Tak jak można było przypuszczać, na dzisiejszej konferencji BOR winą za wypadek prezydenckiej limuzyny obarczono poprzedników. Takiej retoryki można było spodziewać się chociażby po wypowiedzi Beaty Kempy, która wskazywała na zły stan państwa w jakim pozostawiło je PO. W związku z niedopełnieniem obowiązków odwołano dziś dyrektora BOR.

REKLAMA
Wiceszef Biura Ochrony Rządu płk Jacek Lipski przedstawił dziś raport dotyczący incydentu z limuzyną Andrzeja Dudy. – Instrukcje ówczesnych szefów mogły stanowić zagrożenie dla bezpieczeństwa osób pod ochroną BOR – powiedział. Z ustaleń BOR wynika, że poprzedni szefowie zarządzili wymienianie opon raz na kilka lat, podczas gdy czynności te powinny odbywać się co dwa.
– Wygląda na to, że ktoś chce uratować skórę powołując się na jakieś dokumenty. Ktoś powinien ponieść konsekwencje, by do takiego niebezpieczeństwa znów nie doszło – skomentował raport jeden z parlamentarzystów PO.
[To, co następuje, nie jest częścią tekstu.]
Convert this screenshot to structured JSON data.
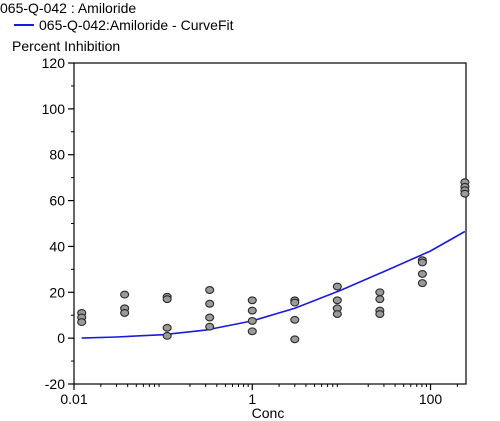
{
  "legend": {
    "title": "065-Q-042  : Amiloride",
    "fit_label": "065-Q-042:Amiloride - CurveFit"
  },
  "colors": {
    "curve": "#1a1adf",
    "point_fill": "#9a9a9a",
    "point_stroke": "#2a2a2a",
    "axis": "#000000"
  },
  "chart_data": {
    "type": "scatter",
    "ylabel": "Percent Inhibition",
    "xlabel": "Conc",
    "xscale": "log",
    "xlim": [
      0.01,
      250
    ],
    "ylim": [
      -20,
      120
    ],
    "x_ticks": [
      0.01,
      1,
      100
    ],
    "x_tick_labels": [
      "0.01",
      "1",
      "100"
    ],
    "y_ticks": [
      -20,
      0,
      20,
      40,
      60,
      80,
      100,
      120
    ],
    "y_tick_labels": [
      "-20",
      "0",
      "20",
      "40",
      "60",
      "80",
      "100",
      "120"
    ],
    "series": [
      {
        "kind": "points",
        "points": [
          {
            "x": 0.0122,
            "y": 11
          },
          {
            "x": 0.0122,
            "y": 9
          },
          {
            "x": 0.0122,
            "y": 7
          },
          {
            "x": 0.037,
            "y": 19
          },
          {
            "x": 0.037,
            "y": 13
          },
          {
            "x": 0.037,
            "y": 11
          },
          {
            "x": 0.111,
            "y": 18
          },
          {
            "x": 0.111,
            "y": 17
          },
          {
            "x": 0.111,
            "y": 4.5
          },
          {
            "x": 0.111,
            "y": 1
          },
          {
            "x": 0.333,
            "y": 21
          },
          {
            "x": 0.333,
            "y": 15
          },
          {
            "x": 0.333,
            "y": 9
          },
          {
            "x": 0.333,
            "y": 5
          },
          {
            "x": 1,
            "y": 16.5
          },
          {
            "x": 1,
            "y": 12
          },
          {
            "x": 1,
            "y": 7.5
          },
          {
            "x": 1,
            "y": 3
          },
          {
            "x": 3,
            "y": 16.5
          },
          {
            "x": 3,
            "y": 15.5
          },
          {
            "x": 3,
            "y": 8
          },
          {
            "x": 3,
            "y": -0.5
          },
          {
            "x": 9,
            "y": 22.5
          },
          {
            "x": 9,
            "y": 16.5
          },
          {
            "x": 9,
            "y": 13
          },
          {
            "x": 9,
            "y": 10.5
          },
          {
            "x": 27,
            "y": 20
          },
          {
            "x": 27,
            "y": 17
          },
          {
            "x": 27,
            "y": 12
          },
          {
            "x": 27,
            "y": 10.5
          },
          {
            "x": 81,
            "y": 34
          },
          {
            "x": 81,
            "y": 33
          },
          {
            "x": 81,
            "y": 28
          },
          {
            "x": 81,
            "y": 24
          },
          {
            "x": 243,
            "y": 68
          },
          {
            "x": 243,
            "y": 66
          },
          {
            "x": 243,
            "y": 64.5
          },
          {
            "x": 243,
            "y": 63
          }
        ]
      },
      {
        "kind": "curve",
        "points": [
          {
            "x": 0.0122,
            "y": 0
          },
          {
            "x": 0.03,
            "y": 0.5
          },
          {
            "x": 0.1,
            "y": 1.5
          },
          {
            "x": 0.3,
            "y": 3.5
          },
          {
            "x": 1,
            "y": 7.5
          },
          {
            "x": 3,
            "y": 13
          },
          {
            "x": 10,
            "y": 21
          },
          {
            "x": 30,
            "y": 29
          },
          {
            "x": 100,
            "y": 38
          },
          {
            "x": 243,
            "y": 46.5
          }
        ]
      }
    ]
  }
}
Lipski poinformował, że w związku z zaniedbaniami podjęto decyzję o odwołaniu dyrektora zarządu, który odpowiadał za transport VIP-ów. Obecny szef BOR płk Andrzej Pawlikowski zapowiedział, że nie wyklucza kolejnych zmian personalnych.
– Spory między obecnym i poprzednim szefostwem biura doprowadzają do tego, że w biurze są prowadzone rozgrywki polityczne. I to doprowadziło do tego, co się stało. Biuro skupia się na tym, jak rozliczyć poprzedników. I tak jest od lat – skomentował dymisję dyrektora były wiceszef BOR, Jarosław Kaczyński.